Wednesday, October 31, 2012

The Last Temptation of Christ by Nikos Kazantzakis

But man, without God, born as he is unarmed, would have been obliterated by hunger, fear and cold; and if he survived these, he would have crawled like a slug midway between the lions and the lice; and if with incessant struggle he managed to stand on his hind legs, he would never have been able to escape the tight, warm, tender embrace of his mother the monkey... Reflecting on this, Jesus felt more deeply than he had ever felt before that God and man could become one.

I have never seen Martin Scorcese's Last Temptation of Christ, but I know the controversy: Willem Dafoe's Christ experiences a sort of dream sequence as he is crucified that tempts him with the life he might have lived as an ordinary man, married to Mary Magdalene, for whom he has long held romantic and sexual feelings.  That may depart fairly radically from the Gospels, but there is something appealing in the idea of a more human Jesus who suffers greatly under the yoke of his task and yearns for the simple pleasures of human life.  The modern, evangelical conception of Jesus seems to me to render the scenes of his temptation in the desert inexplicable.  How could Satan hope to penetrate such a bulwark of mildness?

I thought Kazantzakis' original novel might be a picture of that more human, more palpable Jesus.  I was pretty wrong.  I was hoping that it would put Jesus in a historical context, against a realistic backdrop of Roman Israel, but Kazantzakis' Temptation seeks to outdo the Bible itself in visions, signs, and wonders.  Here's one I picked at random from about two hundred:

Suddenly he uttered a cry.  He felt a horrible pain in his hands and feet, as though he had been pierced by nails.  He collapsed onto a rock, the sweat pouring over him in cold granules.  For a moment his head swam.  The earth sank away from under his feet and a fierce dark ocean spread itself out before him.  It was deserted but for a tiny red skiff which sailed bravely along, its sails puffed out, ready to burst... Jesus looked and looked, then smiled.  "It is my heart," he murmured, "it is my heart..."
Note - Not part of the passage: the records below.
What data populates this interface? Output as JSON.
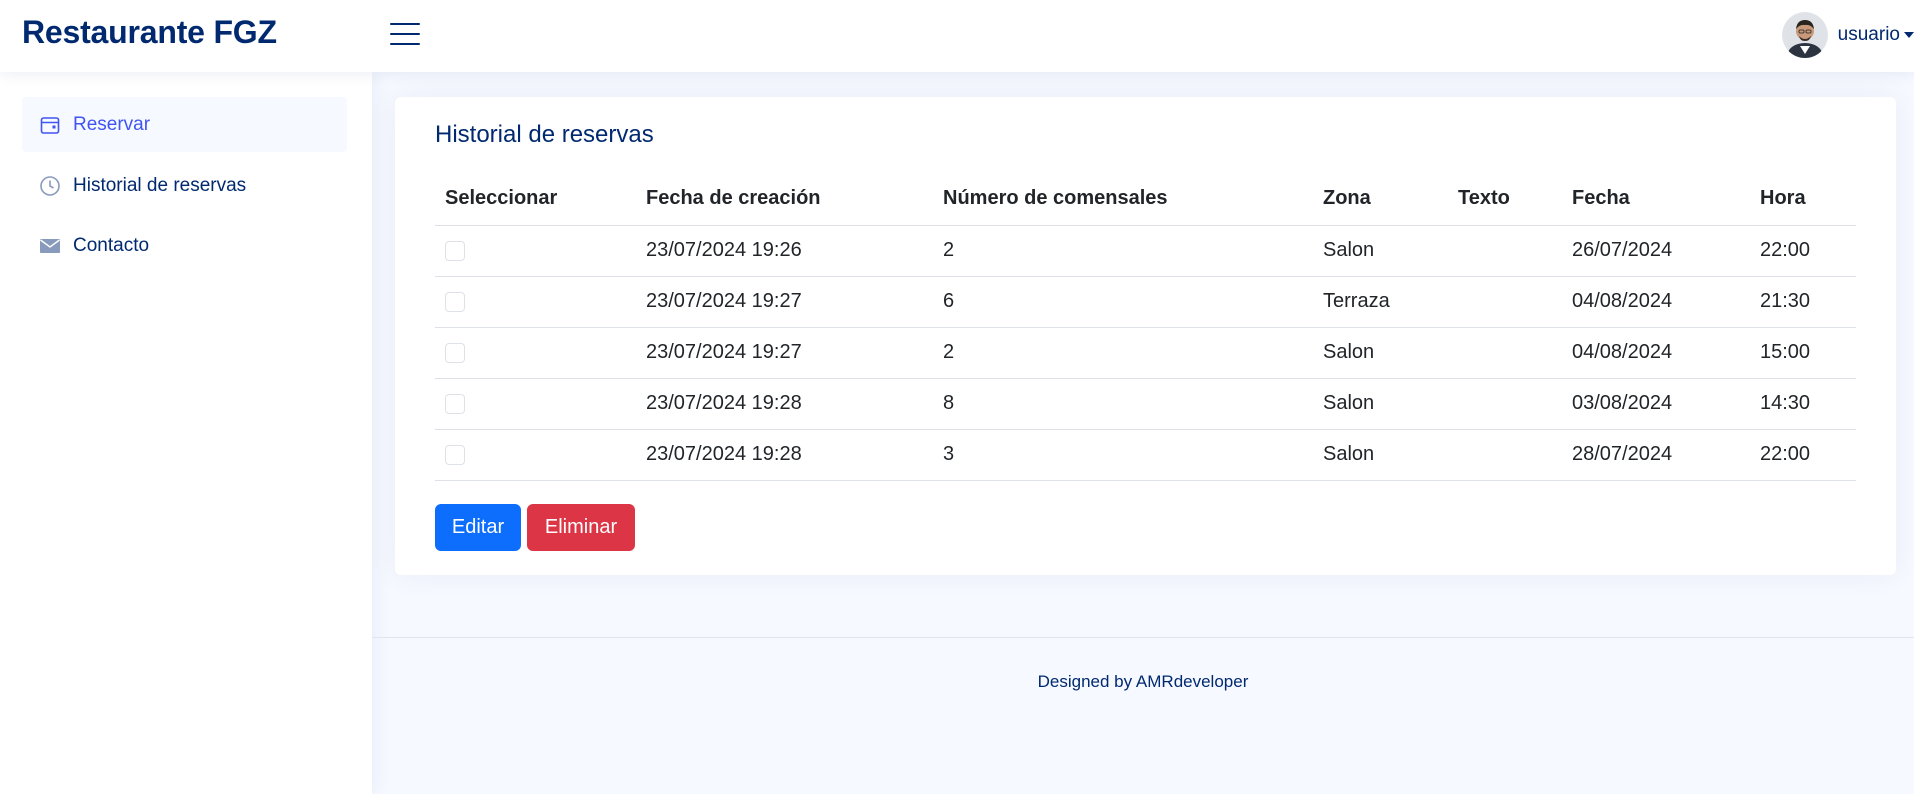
{
  "header": {
    "brand": "Restaurante FGZ",
    "user_name": "usuario"
  },
  "sidebar": {
    "items": [
      {
        "label": "Reservar",
        "icon": "calendar-icon",
        "active": true
      },
      {
        "label": "Historial de reservas",
        "icon": "clock-icon",
        "active": false
      },
      {
        "label": "Contacto",
        "icon": "envelope-icon",
        "active": false
      }
    ]
  },
  "main": {
    "title": "Historial de reservas",
    "table": {
      "headers": [
        "Seleccionar",
        "Fecha de creación",
        "Número de comensales",
        "Zona",
        "Texto",
        "Fecha",
        "Hora"
      ],
      "rows": [
        {
          "creado": "23/07/2024 19:26",
          "comensales": "2",
          "zona": "Salon",
          "texto": "",
          "fecha": "26/07/2024",
          "hora": "22:00"
        },
        {
          "creado": "23/07/2024 19:27",
          "comensales": "6",
          "zona": "Terraza",
          "texto": "",
          "fecha": "04/08/2024",
          "hora": "21:30"
        },
        {
          "creado": "23/07/2024 19:27",
          "comensales": "2",
          "zona": "Salon",
          "texto": "",
          "fecha": "04/08/2024",
          "hora": "15:00"
        },
        {
          "creado": "23/07/2024 19:28",
          "comensales": "8",
          "zona": "Salon",
          "texto": "",
          "fecha": "03/08/2024",
          "hora": "14:30"
        },
        {
          "creado": "23/07/2024 19:28",
          "comensales": "3",
          "zona": "Salon",
          "texto": "",
          "fecha": "28/07/2024",
          "hora": "22:00"
        }
      ]
    },
    "buttons": {
      "edit": "Editar",
      "delete": "Eliminar"
    }
  },
  "footer": {
    "credit": "Designed by AMRdeveloper"
  },
  "colors": {
    "brand": "#012970",
    "accent": "#4154f1",
    "primary": "#0d6efd",
    "danger": "#dc3545",
    "background": "#f6f9ff"
  }
}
That's fairly effective, isn't it?  The vision of Jesus' heart as a small red boat in a great dark ocean is very powerful.  But there is no ground to the novel, these visions come so frequently that there is no non-visionary mode to provide contrast.  By the end of the novel, I grew extremely weary of them.  Kazantzakis, I think, is trying to recreate some of the inherent wonder and mystery of the Gospels (and probably even moreso books like Daniel and Revalation).  But what is the point of replicating the style of those texts, which, let's be honest, succeed pretty well on their own?
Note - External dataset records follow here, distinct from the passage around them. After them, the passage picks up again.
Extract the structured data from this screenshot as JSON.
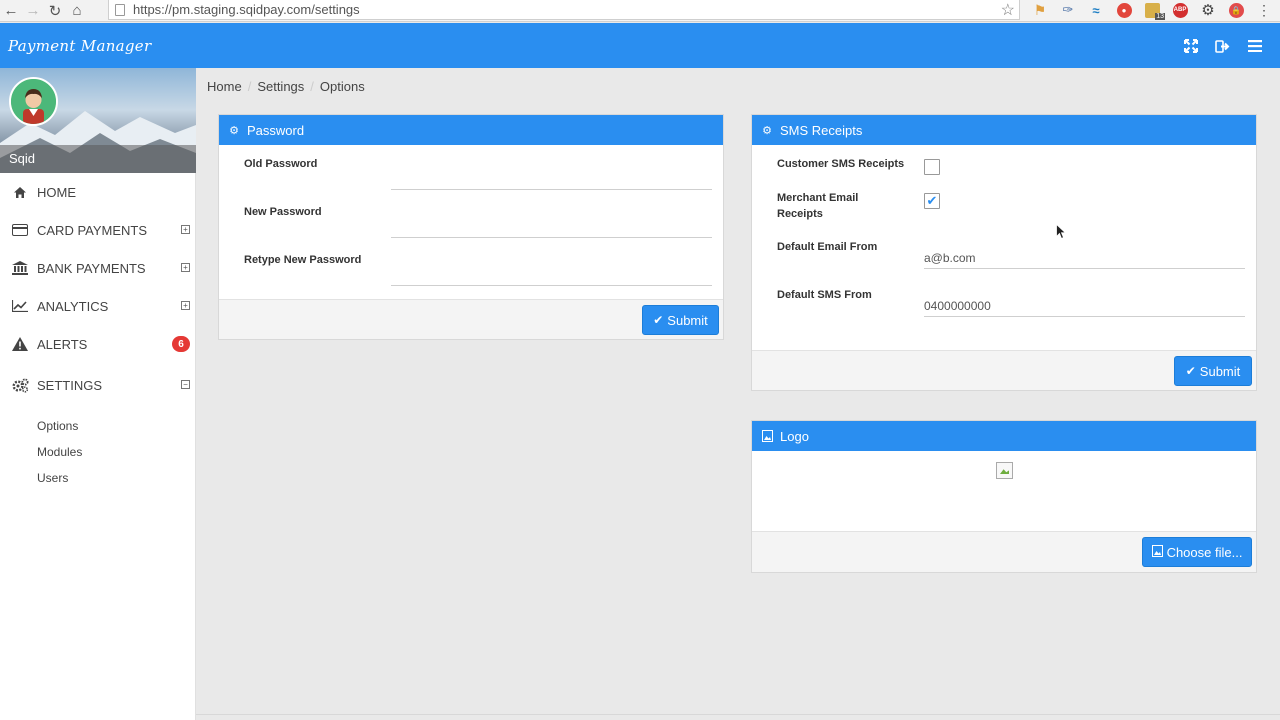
{
  "browser": {
    "url": "https://pm.staging.sqidpay.com/settings",
    "ext_badge_count": "13",
    "abp_label": "ABP"
  },
  "app": {
    "title": "Payment Manager"
  },
  "profile": {
    "name": "Sqid"
  },
  "sidebar": {
    "items": [
      {
        "label": "HOME",
        "icon": "home-icon"
      },
      {
        "label": "CARD PAYMENTS",
        "icon": "credit-card-icon",
        "toggle": "+"
      },
      {
        "label": "BANK PAYMENTS",
        "icon": "bank-icon",
        "toggle": "+"
      },
      {
        "label": "ANALYTICS",
        "icon": "line-chart-icon",
        "toggle": "+"
      },
      {
        "label": "ALERTS",
        "icon": "warning-icon",
        "badge": "6"
      },
      {
        "label": "SETTINGS",
        "icon": "gears-icon",
        "toggle": "−"
      }
    ],
    "submenu": [
      {
        "label": "Options"
      },
      {
        "label": "Modules"
      },
      {
        "label": "Users"
      }
    ]
  },
  "breadcrumb": [
    "Home",
    "Settings",
    "Options"
  ],
  "password_panel": {
    "title": "Password",
    "fields": [
      {
        "label": "Old Password",
        "value": ""
      },
      {
        "label": "New Password",
        "value": ""
      },
      {
        "label": "Retype New Password",
        "value": ""
      }
    ],
    "submit_label": "Submit"
  },
  "sms_panel": {
    "title": "SMS Receipts",
    "customer_sms_label": "Customer SMS Receipts",
    "customer_sms_checked": false,
    "merchant_email_label_line1": "Merchant Email",
    "merchant_email_label_line2": "Receipts",
    "merchant_email_checked": true,
    "email_from_label": "Default Email From",
    "email_from_value": "a@b.com",
    "sms_from_label": "Default SMS From",
    "sms_from_value": "0400000000",
    "submit_label": "Submit"
  },
  "logo_panel": {
    "title": "Logo",
    "choose_label": "Choose file..."
  },
  "colors": {
    "accent": "#2a8ef0",
    "badge": "#e53935"
  }
}
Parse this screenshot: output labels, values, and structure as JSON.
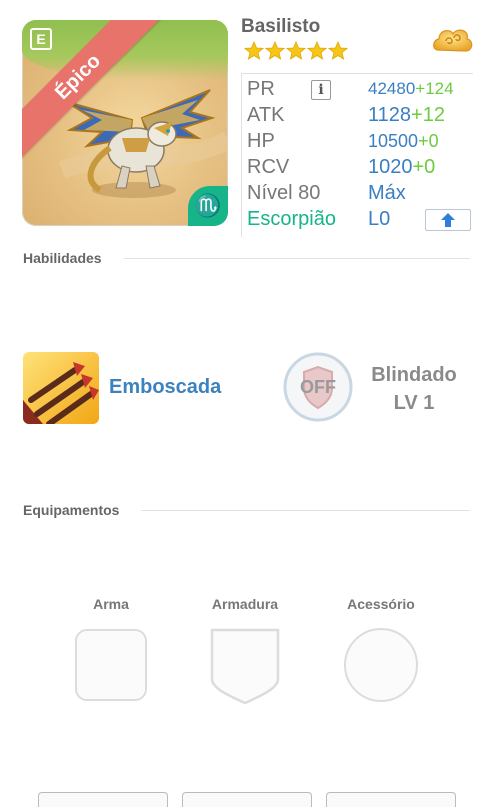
{
  "monster": {
    "name": "Basilisto",
    "rarity": "Épico",
    "star_count": 5,
    "element_symbol": "♏",
    "deck_icon": "deck-icon",
    "extra_icon": "cloud-icon"
  },
  "stats": {
    "pr": {
      "label": "PR",
      "value": "42480",
      "bonus": "+124"
    },
    "atk": {
      "label": "ATK",
      "value": "1128",
      "bonus": "+12"
    },
    "hp": {
      "label": "HP",
      "value": "10500",
      "bonus": "+0"
    },
    "rcv": {
      "label": "RCV",
      "value": "1020",
      "bonus": "+0"
    },
    "level": {
      "label": "Nível 80",
      "value": "Máx"
    },
    "sign": {
      "label": "Escorpião",
      "value": "L0"
    }
  },
  "sections": {
    "abilities": "Habilidades",
    "equipment": "Equipamentos"
  },
  "skill": {
    "name": "Emboscada"
  },
  "passive": {
    "badge": "OFF",
    "name": "Blindado",
    "level": "LV 1"
  },
  "equipment": {
    "slots": [
      {
        "label": "Arma"
      },
      {
        "label": "Armadura"
      },
      {
        "label": "Acessório"
      }
    ]
  },
  "colors": {
    "accent_blue": "#3b7fc3",
    "bonus_green": "#6ccc3f",
    "zodiac_teal": "#17b48a",
    "epic_ribbon": "#e7736a",
    "star_gold": "#f5c518"
  }
}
And yet, I did like some of the ways that Kazantzakis manipulates the fundamental Gospel story: He makes Jesus not just a carpenter but a crossmaker, reviled by his community.  He makes Judas into a brother-rival figure that personifies a more militant, revolutionary vision of the Messiah as a Jewish warrior-hero.  Judas remains fiercely loyal to Jesus, though there is immense philosophical tension between them, and ultimately Judas' betrayal is depicted by Kazantzakis as a planned event.  (This is, I think, the basic idea represented in the recently discovered "Gospel of Judas," too.)  And yet, I would have enjoyed the tension of that relationship much more if I had felt that Jesus and Judas approached any reasonable human likeness.  In a book of symbols, they remain symbols, and get lost in the crowd.